Maisie deflected each offer with a piercing stare and a smile that might have killed had she not lowered its intensity.
Ernest waited along the far wall and listened to the music. The rest of the help were quick to fill an empty drink, replace a full ashtray, or fetch the humidor for a fresh cigarillo. Professor True broke into an original song he had composed for the occasion as Maisie made her way, turning her attention to one patron and then quickly to another, flitting like a hummingbird through the room. The working girls all swayed, mooning over the sweet, gentle music, but Ernest knew that when the song ended, Maisie would be leaving. To his weary heart it sounded like a funeral dirge.
As Maisie orbited the room once more, stoking the fires in the bellies of rich men for the other girls, Miss Amber snapped her fingers toward him. For Maisie, the party was ending. Ernest donned his driving gloves and worked his way to the foyer. Her very presence—her magnetic beauty coupled with her coy aloofness—teased the gentlemen who looked on. They knew they’d been outbid and who the lucky winner was. They raised their glasses and drained them as they toasted their misfortune and jokingly cursed Louis Turnbull.
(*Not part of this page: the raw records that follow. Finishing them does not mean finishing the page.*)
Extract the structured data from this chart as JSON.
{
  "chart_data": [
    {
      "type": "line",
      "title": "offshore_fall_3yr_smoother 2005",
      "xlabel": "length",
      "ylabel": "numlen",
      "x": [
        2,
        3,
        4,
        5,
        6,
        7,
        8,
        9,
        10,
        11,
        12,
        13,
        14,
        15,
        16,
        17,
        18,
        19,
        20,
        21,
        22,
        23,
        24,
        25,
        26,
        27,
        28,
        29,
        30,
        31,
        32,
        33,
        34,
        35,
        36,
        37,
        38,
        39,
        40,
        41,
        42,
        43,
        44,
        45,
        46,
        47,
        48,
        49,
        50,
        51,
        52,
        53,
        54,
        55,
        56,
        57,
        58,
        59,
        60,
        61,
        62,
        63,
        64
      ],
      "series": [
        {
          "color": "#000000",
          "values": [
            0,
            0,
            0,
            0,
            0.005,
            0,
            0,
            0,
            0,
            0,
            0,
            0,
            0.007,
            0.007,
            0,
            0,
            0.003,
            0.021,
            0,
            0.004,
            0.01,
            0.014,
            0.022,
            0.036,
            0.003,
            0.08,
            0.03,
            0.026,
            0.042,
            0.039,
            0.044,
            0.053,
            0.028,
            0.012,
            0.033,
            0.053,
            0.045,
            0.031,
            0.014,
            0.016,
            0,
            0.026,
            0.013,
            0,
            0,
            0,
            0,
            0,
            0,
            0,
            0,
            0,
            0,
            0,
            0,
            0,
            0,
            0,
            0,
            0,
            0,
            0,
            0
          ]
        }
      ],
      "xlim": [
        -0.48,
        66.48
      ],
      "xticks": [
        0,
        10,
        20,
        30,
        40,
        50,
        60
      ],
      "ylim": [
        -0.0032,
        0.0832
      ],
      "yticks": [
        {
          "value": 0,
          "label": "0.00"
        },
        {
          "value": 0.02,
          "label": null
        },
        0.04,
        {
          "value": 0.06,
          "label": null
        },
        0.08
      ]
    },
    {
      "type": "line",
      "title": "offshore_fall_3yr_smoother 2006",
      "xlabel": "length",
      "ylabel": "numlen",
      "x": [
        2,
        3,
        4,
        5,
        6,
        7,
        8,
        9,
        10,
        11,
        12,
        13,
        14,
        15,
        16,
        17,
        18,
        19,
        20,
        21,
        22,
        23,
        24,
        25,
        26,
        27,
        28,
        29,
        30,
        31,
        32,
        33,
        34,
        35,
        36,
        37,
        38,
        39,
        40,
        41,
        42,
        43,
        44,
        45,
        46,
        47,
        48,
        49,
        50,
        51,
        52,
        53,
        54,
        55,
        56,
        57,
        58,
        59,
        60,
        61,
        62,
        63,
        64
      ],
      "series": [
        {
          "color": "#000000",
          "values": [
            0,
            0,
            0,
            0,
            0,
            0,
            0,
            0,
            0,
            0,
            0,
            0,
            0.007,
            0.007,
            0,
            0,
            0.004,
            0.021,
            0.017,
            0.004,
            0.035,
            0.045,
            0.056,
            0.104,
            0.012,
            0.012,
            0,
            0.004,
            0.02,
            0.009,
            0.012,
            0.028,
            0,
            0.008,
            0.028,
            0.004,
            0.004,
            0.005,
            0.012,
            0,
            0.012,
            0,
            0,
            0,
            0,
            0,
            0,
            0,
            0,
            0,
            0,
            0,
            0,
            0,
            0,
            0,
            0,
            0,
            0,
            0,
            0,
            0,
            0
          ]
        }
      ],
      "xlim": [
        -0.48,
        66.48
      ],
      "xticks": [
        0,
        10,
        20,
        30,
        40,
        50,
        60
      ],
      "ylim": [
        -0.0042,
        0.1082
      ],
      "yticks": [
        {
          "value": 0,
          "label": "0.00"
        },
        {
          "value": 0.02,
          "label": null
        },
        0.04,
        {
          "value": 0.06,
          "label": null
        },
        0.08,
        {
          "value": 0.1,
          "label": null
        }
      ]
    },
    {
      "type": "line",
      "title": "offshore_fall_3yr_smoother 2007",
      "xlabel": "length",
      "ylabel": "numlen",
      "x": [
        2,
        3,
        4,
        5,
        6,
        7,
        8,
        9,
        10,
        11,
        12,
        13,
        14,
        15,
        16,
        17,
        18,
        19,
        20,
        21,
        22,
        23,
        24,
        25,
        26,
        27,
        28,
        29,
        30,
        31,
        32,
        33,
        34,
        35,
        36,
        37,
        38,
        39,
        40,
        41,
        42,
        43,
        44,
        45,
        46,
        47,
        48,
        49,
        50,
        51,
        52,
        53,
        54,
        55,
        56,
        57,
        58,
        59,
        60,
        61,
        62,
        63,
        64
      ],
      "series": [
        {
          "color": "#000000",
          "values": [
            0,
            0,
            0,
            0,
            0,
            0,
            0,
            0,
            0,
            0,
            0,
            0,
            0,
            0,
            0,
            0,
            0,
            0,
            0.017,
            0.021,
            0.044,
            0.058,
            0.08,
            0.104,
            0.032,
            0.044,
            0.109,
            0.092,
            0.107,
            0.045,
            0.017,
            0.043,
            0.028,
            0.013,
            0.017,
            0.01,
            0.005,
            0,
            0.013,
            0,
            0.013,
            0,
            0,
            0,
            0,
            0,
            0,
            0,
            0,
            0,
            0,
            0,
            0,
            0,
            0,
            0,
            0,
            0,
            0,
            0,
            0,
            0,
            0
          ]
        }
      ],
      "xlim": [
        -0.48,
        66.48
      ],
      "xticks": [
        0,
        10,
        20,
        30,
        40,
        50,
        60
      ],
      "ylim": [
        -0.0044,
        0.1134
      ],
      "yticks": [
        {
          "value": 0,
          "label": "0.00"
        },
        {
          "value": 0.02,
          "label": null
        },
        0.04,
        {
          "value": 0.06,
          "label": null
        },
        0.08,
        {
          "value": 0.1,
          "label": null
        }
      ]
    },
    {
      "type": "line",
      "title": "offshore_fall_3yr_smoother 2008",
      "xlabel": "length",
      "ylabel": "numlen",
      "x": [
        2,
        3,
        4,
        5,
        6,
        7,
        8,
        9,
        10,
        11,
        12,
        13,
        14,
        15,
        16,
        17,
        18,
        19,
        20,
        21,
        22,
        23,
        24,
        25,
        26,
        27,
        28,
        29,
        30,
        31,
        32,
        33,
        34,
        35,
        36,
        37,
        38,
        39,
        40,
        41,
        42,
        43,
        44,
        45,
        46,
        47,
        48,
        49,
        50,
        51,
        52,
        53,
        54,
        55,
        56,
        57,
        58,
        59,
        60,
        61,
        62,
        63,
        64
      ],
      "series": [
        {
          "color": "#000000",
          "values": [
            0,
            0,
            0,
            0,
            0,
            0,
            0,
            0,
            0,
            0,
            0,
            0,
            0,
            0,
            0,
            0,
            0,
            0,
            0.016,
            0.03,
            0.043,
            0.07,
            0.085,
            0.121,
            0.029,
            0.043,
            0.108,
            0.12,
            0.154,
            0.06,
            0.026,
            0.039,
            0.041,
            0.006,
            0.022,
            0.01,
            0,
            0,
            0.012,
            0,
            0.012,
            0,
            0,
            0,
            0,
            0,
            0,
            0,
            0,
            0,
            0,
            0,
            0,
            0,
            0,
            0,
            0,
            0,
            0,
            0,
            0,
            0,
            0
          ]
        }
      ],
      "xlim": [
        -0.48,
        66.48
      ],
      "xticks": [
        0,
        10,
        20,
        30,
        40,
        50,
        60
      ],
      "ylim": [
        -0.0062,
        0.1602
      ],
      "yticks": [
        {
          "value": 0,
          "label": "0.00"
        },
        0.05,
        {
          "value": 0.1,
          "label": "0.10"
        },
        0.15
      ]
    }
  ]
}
“Here’s to Old Man Turnbull, the only fellow I know who succeeds at everything he sets his mind to…with the exception of dying!” one bearded fellow yelled above the crowd. “He knows how to pick ’em. Let’s just hope he remembers what to do with ’em!”
Ernest gritted his teeth and stared at his shoes, trying not to think about the age of the man awaiting Maisie in his mansion. In his mind’s eye all he saw was a gray-haired Methuselah in moth-eaten robes, with a face of wrinkles, a tongue darting to the corners of old, cracked lips.
Maybe he’ll have heart failure. Ernest smiled grimly as he regarded a few of the older gentlemen in the room. His eyes wandered back up the stairs.
Ernest had hoped Madam Flora might marshal some of her wits in reserve and find her way down to the party, where she’d perform a miracle by postponing Maisie’s fate the way Governor Hay might have offered a stay of execution.
But no last-minute rescue came.
Instead, Miss Amber held court as best she could. She wasn’t regal, or well spoken, like her flamboyant business partner, but the free-flowing Canadian whiskey and Kentucky bourbon worked well enough. The men laughed and raised their glasses to Madam Flora in absentia.
And then Miss Amber announced that it was time for the belle of the ball to take her leave. The men cheered once again.